Have you tried comparing the files using 'Compare Text only' mode?

 

Regards

Adobe Acrobat DC Team

Legend
August 19, 2020

Good job, to spot the scammer. This message "Selected document is a scanned PDF and contains no text. " seems clear. There IS no text, OCR was not done or AT LEAST ONE of the documents. If you think the message is wrong, please check by trying to select and copy text in BOTH files.

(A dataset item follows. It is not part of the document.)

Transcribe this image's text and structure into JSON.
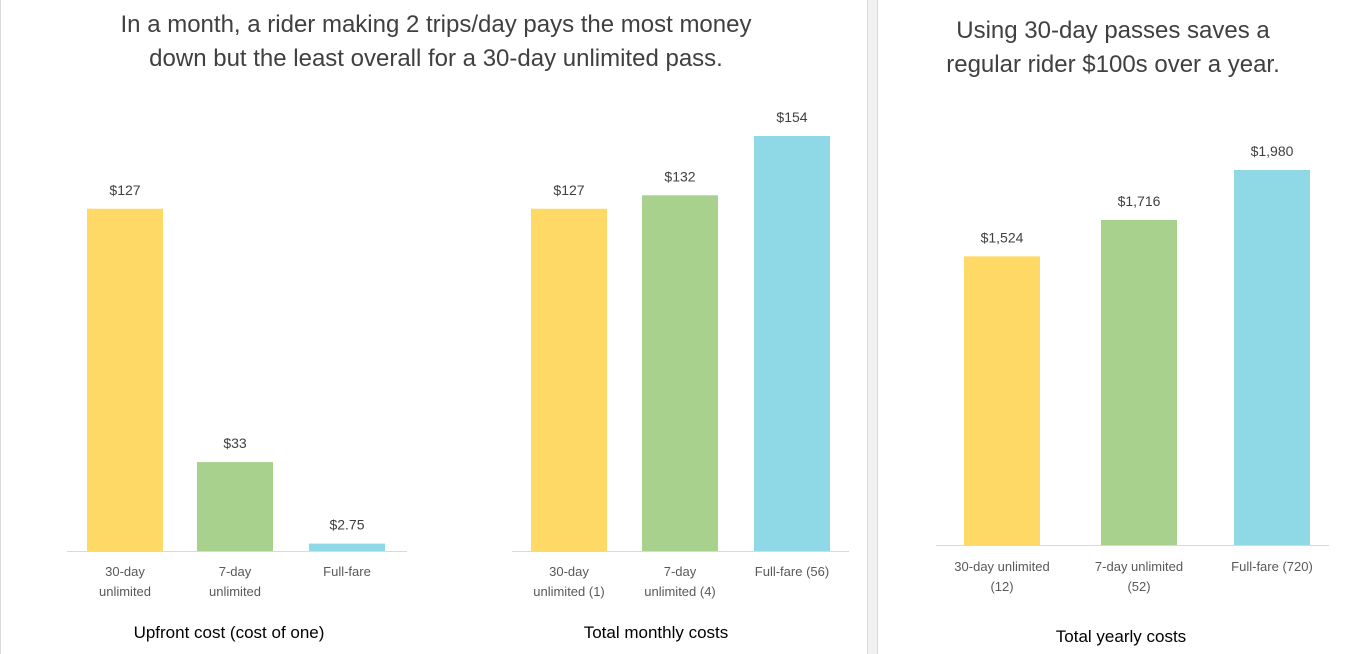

OCR must be done, well and correctly, if you want to compare text.

Participating Frequently
August 19, 2020

Thank you for your reply.

 

I am able to select and copy texts in both files.  I believe the problem is with the New / Second File (which was scanned).  But I believe that the scan was done properly.  I set OCR to precision mode, and it took 25 minutes to for the scan / OCR to complete. 

 

I have even tried doing (1) enhance scan, and (2) text recoginition on the both files, and tried running the comparison again.  But still same problem.  The comparison couldn't detect any text.

Bernd Alheit
Community Expert
Community Expert
August 19, 2020

In Acrobat try the OCR option "Editable Text and Images" 

Bernd Alheit
Community Expert
Community Expert
August 18, 2020

What OCR settings does you use?

Participating Frequently
August 18, 2020

I can't remember.  I can check tomorrow to confirm.  But I had two options:  (1) OCR fast, and (2) OCR precision.  I chose OCR precision, and it took about 25 minutes for the scan to complete.  The document had 50 pages.

Participating Frequently
August 18, 2020

Apparently, I was approached by a scammer after making the above post, asking me to contact the e-mail below for adobe customer support:-

 

Adobecare.Experts@protonmail.com